In contrast, kernel-mode modules are trusted with the entire computer--they can access any hardware and any memory. A mistake in a kernel-mode program can cause the program to damage dozens of other programs.

So why build anything to run in kernel mode when such programs can be so dangerous? First, these programs are necessary--something (a program, driver, or other software) has to manipulate the computer's hardware. Second, kernel-mode programs don't go through as much OS red tape as user-mode programs. Parts of the OS that are kernel-mode programs run quicker than parts that are user-mode programs. But when the kernel-mode parts fail, they can crash the system.

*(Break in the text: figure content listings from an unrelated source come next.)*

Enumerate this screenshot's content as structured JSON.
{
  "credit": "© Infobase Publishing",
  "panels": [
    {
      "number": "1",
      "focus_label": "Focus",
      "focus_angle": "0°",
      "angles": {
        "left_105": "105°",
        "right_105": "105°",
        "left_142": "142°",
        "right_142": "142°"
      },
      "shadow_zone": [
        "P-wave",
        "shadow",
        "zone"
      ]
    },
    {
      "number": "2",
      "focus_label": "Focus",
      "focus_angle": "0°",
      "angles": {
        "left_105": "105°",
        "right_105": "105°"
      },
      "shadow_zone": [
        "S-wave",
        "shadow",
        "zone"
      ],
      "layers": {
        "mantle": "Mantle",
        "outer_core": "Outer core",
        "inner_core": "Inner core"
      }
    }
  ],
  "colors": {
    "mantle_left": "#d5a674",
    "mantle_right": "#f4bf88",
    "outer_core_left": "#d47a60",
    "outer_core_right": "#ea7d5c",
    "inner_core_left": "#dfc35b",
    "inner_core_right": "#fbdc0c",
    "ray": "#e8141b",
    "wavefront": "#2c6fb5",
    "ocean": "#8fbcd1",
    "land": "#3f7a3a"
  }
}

With NT 4.0, Microsoft moved the user interface from user mode to kernel mode. The first result is immediately obvious: Applications with a lot of animation, such as Pinball or Hearts, run much faster than they did on NT 3.51. Most Win95 games should run smoothly under NT 4.0. This newfound ability is clearly part of Microsoft's strategy--for the first time, NT has a joystick driver that loads by default when you install NT.

But what you gain in speed, you give up in reliability. NT 4.0's UI definition now includes third-party video and print drivers as trusted parts of the OS. And that scares me. In fact, video drivers aren't written to be stable; they're written to be fast and to crank out a lot of WinMarks or Winstones or whatever the graphic benchmark du jour is. Similarly, many good printer manufacturers, such as Hewlett-Packard, update their print drivers several times a year. A standard part of my Windows 3.x troubleshooting routine was to get the latest HP drivers when things started crashing. An update was often the solution. Imagine the frustration of having a major file or database server go down during a busy day just because your printer doesn't like some TrueType font!

Microsoft says that as long as you buy video boards and printers that Microsoft has tested--those on the Hardware Compatibility List (HCL)--you'll have no trouble. Perhaps Microsoft is right. But I've already noticed that my NT 4.0 workstations are less stable than those running 3.51. I've even crashed an NT machine with an old MS-DOS game.

My advice on living with a kernel-mode UI is simple: Run the 640 * 480 16-color VGA driver on your servers. This driver is well understood, well written, and well tested. Also, put your shared printers on a relatively small number of dedicated print servers. If they crash, they rob only your network printing function, not your file and application services.